Nigeria retains position as Africa’s most valuable nation brand amid pandemic

Nigeria has retained its position as Africa’s most valuable nation brand for the third consecutive time, according to the latest 2021 Nation Brands report.

The report, done by Brand Finance, a brand valuation consulting firm stated that the country’s brand value increased year-on-year by nine percent to $236 billion in 2021 from $217 billion.

This increase also helped to move the country’s ranking up by two spots to 38 positions out of 100 nations, reaching its highest position ever.

“Africa’s largest economy suffered its deepest recession in four decades during the pandemic but has begun its return to growth thanks to the recovery of oil prices as well as the government’s timely fiscal policies to protect the economy,” the report further stated.

In the last three months of 2020 (Q4), Nigeria exited recession when its economy grew by 0.11 percent after recording two negative growths in Q2 and Q3, data from the National Bureau of Statistics shows. Since its exit in Q4, it has grown by 5.0 percent in Q2 2021 following 0.5 percent growth in the previous quarter.

Babatunde Odumeru, the managing director at Brand Finance Nigeria said it is thrilling that Nigeria continues to grow its brand value and maintain its position as Africa’s most valuable nation brand.

Read also: Five charts showing Nigeria’s GDP using expenditure, income

“While these results are mainly driven by GDP considerations, we need to start developing a framework that would enable us to get to a place where intangible assets such as innovation and strong brands are what is impacting our GDP,” he further added.

In a global marketplace, a national brand is one of the most important assets of any state, encouraging inward investment, adding value to exports, and attracting tourists. The latest report comes at a time when businesses are still reeling from the impact of the pandemic.

Brand Finance measures the strength and value of the nation brands of 100 leading countries using a method based on the royalty relief mechanism. The report analyzed different nation’s brands from September 2020 –September 2021.

In measuring brand value, the net economic benefit a brand owner achieves by licensing it in the open market, the firm adopted the royalty relief method.

This method involves a combination of the market and income valuation approaches. The value of the intangible asset is based on the costs that the company would avoid by not having to pay a license fee or royalty to use the asset. This is compliant with the industry standards set in ISO 10668.

Aside from Nigeria, the rest of the top nations brand in Africa are Egypt ($180 billion), South Africa ($175 billion), Algeria ($75 billion), Kenya ($67 billion), Morocco ($66 billion), Ghana ($50 billion), Ethiopia ($47 billion), Angola ($ 38 billion) and Tanzania ($33 billion).

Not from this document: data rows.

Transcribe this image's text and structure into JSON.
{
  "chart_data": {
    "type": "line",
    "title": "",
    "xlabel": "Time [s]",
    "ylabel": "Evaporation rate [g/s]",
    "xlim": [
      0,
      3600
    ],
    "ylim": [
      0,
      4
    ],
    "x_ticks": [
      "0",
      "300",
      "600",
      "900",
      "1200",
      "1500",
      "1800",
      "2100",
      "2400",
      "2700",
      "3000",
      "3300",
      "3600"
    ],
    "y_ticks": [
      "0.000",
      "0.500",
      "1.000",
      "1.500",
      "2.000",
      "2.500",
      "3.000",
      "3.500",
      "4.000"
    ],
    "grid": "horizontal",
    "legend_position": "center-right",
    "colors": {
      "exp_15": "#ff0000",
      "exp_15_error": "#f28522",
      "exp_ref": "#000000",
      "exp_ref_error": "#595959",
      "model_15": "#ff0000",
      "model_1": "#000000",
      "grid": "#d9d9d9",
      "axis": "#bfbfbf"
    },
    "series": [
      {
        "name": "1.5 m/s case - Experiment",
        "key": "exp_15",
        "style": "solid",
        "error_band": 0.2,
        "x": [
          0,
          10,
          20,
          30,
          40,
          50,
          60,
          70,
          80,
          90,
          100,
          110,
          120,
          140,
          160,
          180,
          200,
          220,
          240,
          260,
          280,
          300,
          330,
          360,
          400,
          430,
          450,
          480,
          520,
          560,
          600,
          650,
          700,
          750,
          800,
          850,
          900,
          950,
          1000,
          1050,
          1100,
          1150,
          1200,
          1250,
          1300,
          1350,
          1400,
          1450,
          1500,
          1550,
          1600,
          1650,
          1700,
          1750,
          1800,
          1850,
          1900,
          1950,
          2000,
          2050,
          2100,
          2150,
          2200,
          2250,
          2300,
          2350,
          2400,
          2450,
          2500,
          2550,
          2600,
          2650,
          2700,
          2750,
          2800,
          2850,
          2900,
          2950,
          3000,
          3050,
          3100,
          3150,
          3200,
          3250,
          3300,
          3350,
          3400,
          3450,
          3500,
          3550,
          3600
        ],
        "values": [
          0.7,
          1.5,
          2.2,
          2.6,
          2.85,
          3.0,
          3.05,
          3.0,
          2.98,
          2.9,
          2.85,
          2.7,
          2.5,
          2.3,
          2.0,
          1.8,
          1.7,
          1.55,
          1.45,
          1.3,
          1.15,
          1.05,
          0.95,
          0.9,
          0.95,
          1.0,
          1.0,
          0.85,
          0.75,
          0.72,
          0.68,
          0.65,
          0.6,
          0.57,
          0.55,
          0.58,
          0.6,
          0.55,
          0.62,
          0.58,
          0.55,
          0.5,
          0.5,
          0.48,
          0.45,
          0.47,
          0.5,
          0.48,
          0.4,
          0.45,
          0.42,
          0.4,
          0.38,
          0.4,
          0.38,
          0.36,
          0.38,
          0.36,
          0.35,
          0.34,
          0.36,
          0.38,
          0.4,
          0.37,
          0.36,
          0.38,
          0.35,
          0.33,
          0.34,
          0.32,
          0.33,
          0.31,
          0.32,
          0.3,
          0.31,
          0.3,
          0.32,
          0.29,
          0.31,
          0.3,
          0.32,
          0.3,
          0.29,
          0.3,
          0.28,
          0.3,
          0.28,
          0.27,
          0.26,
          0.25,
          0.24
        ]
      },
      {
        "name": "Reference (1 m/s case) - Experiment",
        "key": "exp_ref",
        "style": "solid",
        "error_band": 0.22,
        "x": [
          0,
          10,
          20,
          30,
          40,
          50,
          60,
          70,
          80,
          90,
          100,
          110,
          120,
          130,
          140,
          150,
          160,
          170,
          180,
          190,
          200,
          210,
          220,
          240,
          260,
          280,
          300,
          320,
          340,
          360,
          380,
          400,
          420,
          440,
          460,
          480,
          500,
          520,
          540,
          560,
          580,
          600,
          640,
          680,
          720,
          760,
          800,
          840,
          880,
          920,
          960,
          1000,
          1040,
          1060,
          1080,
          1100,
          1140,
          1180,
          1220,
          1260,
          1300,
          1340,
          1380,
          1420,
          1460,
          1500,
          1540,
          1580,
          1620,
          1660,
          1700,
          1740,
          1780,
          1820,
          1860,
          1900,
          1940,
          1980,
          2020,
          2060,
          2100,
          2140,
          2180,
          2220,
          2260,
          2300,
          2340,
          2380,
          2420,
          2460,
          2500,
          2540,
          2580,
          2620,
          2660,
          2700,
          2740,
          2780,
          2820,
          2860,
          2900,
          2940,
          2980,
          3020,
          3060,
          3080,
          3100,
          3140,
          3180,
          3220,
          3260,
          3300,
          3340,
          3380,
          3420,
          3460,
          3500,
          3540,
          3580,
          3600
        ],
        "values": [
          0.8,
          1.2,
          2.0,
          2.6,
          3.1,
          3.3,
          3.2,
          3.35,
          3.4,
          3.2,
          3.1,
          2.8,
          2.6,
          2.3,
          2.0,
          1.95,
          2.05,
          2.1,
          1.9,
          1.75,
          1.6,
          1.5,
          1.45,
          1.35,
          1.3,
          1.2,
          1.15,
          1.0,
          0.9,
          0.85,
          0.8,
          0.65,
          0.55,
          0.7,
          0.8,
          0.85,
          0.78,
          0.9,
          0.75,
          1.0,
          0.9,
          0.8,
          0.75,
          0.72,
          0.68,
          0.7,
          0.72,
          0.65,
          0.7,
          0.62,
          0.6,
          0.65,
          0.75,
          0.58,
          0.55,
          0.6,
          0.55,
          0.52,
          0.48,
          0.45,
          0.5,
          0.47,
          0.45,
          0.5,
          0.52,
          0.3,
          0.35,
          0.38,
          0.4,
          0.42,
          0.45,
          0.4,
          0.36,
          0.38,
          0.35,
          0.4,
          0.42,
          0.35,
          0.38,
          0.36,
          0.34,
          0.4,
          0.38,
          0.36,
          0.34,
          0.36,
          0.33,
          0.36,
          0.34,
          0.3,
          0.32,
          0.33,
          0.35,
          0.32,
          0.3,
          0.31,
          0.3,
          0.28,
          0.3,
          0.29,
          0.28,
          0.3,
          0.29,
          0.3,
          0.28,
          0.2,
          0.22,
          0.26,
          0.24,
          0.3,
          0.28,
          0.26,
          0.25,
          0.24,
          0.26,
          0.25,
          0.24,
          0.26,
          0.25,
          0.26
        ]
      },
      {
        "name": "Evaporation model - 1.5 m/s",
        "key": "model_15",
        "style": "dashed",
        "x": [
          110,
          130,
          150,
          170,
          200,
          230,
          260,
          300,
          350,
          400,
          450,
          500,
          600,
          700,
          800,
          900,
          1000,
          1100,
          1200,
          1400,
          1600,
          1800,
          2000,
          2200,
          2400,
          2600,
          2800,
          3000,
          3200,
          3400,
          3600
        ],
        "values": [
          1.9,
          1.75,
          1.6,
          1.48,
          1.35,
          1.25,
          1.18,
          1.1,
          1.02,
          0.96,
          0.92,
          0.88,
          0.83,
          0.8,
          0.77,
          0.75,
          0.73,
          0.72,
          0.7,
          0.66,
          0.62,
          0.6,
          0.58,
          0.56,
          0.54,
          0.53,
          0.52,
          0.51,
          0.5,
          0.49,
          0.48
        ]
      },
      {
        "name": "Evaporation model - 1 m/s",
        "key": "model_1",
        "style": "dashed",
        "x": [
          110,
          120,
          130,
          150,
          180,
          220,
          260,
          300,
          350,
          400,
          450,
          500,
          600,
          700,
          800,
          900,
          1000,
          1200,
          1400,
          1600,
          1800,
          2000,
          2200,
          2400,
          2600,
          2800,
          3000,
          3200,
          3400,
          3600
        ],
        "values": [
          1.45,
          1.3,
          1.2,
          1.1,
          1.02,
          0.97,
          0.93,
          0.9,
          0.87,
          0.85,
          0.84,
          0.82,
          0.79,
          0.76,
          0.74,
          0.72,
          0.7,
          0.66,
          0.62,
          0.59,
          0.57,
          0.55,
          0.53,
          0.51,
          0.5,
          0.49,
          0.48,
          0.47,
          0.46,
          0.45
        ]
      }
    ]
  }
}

Uchenna Uzo, consumer expert and the faculty director at the Lagos Business School said, although the ranking is good news but it is too early to make a big celebration out of it. “We have to be on our toes to further sustain our ranking.”

He also adds that the ranking gives an opportunity for brands to go outside of Nigeria to sell since their brands are better valued now than other African countries.

“And perhaps with this African Continental Free Trade Area agreement going on, they will be more daring in their trying to sell to other customers.”

Globally, countries like the UK, US, Japan, and France are still amongst the top most valuable nations but they have all fallen out of the top 10 strongest nation brands ranking due to the perception of how they handled Covid-19.

“It will be important for the world’s largest economies to focus on making up the ground they have lost in brand strength, in order to protect their brand value.

These countries have all scored poorly domestically for their handling of Covid and they need to rebuild this trust with their respective populations,” David Haigh, the chairman and chief executive officer at Brand Finance advised.